Sie haben jahrzehntelang an amerikanische Präsidenten appelliert, die beiden einzigen Städte zu besuchen, die von Atombomben zerstört wurden. Tausende Menschen starben sofort, allein in Hiroshima insgesamt 140.000 im ersten halben Jahr danach, in Nagasaki weitere 74.000. Osumi war sieben Jahre alt, als ein amerikanischer Bomber am 6. August 1945 die verhängnisvolle Fracht abwarf. Wie viele von den rund 180.000 noch lebenden Hibakusha - heute im Durchschnitt über 80 Jahre alt - kann der weißhaarige Senior die Bilder von damals nicht vergessen. Vielen Opfern hing die Haut in Fetzen vom Körper herab, von anderen blieb nur noch ein schwarzer Ascheabdruck auf dem Gehweg. Glasflaschen verschmolzen durch die Hitze miteinander, Stahlstreben verbogen sich wie Wachs.
China und Korea gegen Japan
Osumi berichtet seit vielen Jahren an Schulen von seinen Erlebnissen. Er will der jungen Generation, die Krieg nie erlebt hat, dessen Schrecken verdeutlichen. Den Besuch Obamas in Hiroshima am 27. Mai am Rande des G7-Gipfels in Japan begrüßt Osumi insofern. "Anstatt einfach nur Fotos anzusehen ist es schon besser, dass er hierherkommt und sich mit eigenen Augen ein Bild macht."
Seit Obamas geplanter Abstecher bekannt wurde, wird in Japan, den asiatischen Nachbarländern und in Amerika heiß diskutiert, ob er sich für das Leid, das sein Land mit den Atombomben über Japan gebracht hat, entschuldigen sollte. Aus Washington wird dies verneint. Ebenso wenig sei ein Treffen mit Atombombenopfern vorgesehen, heißt es. Osumi bestätigt dies, er habe nichts von einem Treffen mit Opfern gehört.
Aus China und Korea, den früheren Gegnern Japans im Zweiten Weltkrieg, wurden schnell kritische Stimmen laut, dass Obamas Besuch Japan nur helfe, sich als Opfer zu fühlen und zu gerieren. Sie argumentieren, dass dies Japan erlauben würde, sich der Verantwortung für eigene Gräueltaten im Krieg zu entziehen. In Südkorea hatten die Japaner zum Beispiel im großen Stil junge Frauen in Soldatenbordelle gezwungen, in China hatten sie in der Stadt Nanking ein Massaker an Zivilisten angerichtet, bei dem Zehntausende umkamen.

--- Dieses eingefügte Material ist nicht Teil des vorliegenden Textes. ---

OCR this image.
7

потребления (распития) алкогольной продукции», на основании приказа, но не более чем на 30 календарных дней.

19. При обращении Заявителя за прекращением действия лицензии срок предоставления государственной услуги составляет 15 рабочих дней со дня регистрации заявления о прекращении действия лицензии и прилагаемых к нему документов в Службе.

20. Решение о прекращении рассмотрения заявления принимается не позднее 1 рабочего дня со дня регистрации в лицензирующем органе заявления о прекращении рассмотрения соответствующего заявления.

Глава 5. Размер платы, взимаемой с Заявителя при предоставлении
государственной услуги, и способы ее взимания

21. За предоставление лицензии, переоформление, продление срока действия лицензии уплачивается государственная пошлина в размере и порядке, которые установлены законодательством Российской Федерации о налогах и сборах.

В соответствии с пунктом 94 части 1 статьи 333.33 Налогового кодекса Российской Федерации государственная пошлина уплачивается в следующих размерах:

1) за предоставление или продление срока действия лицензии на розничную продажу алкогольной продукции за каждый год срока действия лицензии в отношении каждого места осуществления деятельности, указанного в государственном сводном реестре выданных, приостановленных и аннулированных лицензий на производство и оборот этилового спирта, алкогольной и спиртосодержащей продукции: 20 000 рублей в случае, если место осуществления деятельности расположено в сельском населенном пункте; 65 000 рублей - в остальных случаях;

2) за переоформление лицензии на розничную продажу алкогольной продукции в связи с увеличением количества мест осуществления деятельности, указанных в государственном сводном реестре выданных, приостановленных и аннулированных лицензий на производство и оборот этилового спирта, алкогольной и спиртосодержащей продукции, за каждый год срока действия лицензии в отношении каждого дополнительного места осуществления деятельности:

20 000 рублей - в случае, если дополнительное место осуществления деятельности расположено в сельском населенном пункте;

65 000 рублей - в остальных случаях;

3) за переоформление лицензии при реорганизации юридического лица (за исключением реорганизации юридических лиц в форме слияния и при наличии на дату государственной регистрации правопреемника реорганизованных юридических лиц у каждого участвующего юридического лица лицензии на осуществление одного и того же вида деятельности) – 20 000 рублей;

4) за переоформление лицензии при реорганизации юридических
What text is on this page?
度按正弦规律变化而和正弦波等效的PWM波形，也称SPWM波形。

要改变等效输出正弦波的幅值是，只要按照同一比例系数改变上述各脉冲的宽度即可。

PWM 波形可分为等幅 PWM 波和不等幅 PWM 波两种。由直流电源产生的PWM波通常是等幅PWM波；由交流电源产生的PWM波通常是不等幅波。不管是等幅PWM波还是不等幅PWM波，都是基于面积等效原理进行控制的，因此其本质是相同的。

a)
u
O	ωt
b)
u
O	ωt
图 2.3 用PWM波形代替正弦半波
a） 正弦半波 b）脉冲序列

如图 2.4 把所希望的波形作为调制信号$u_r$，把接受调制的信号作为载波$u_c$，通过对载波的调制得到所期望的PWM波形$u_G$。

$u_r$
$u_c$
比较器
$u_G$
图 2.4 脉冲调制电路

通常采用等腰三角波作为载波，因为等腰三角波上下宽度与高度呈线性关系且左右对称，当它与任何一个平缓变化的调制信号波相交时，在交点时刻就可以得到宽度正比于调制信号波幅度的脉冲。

Noch heute prägen diese Taten das Verhältnis Japans mit den Nachbarnationen in Ostasien. Vor allem die Beziehungen zu Korea, das Japan von 1910 bis 1945 als Kolonialmacht beherrschte, sind angespannt. Japan hatte in der Kriegszeit Arbeiter aus Korea rekrutiert, teils unter Zwang, darunter für Industriebetriebe in Hiroshima und Kohleminen in Nagasaki. Als die Bomben fielen, waren unter den Opfern auch Koreaner. An sie erinnert in Hiroshima ein kleines symbolisches Grabmal. "Ich wünsche mir, dass Obama auch dieses besucht", sagt Osumi, und unterstreicht damit seine versöhnliche Einstellung. Osumi, dessen breite Narben vom Hals bis zur Hüfte von mehreren Krebserkrankungen zeugen, ist klar dagegen, dass Obama Japan um Verzeihung bittet. "Sonst taucht mal hier, mal dort jemand auf, der eine Entschuldigung will, und das mit dem Entschuldigen nimmt kein Ende... Dann müsste sich auch Japan bei den Amerikanern für Pearl Harbour entschuldigen, und darüber wird in Japan kein Wort verloren."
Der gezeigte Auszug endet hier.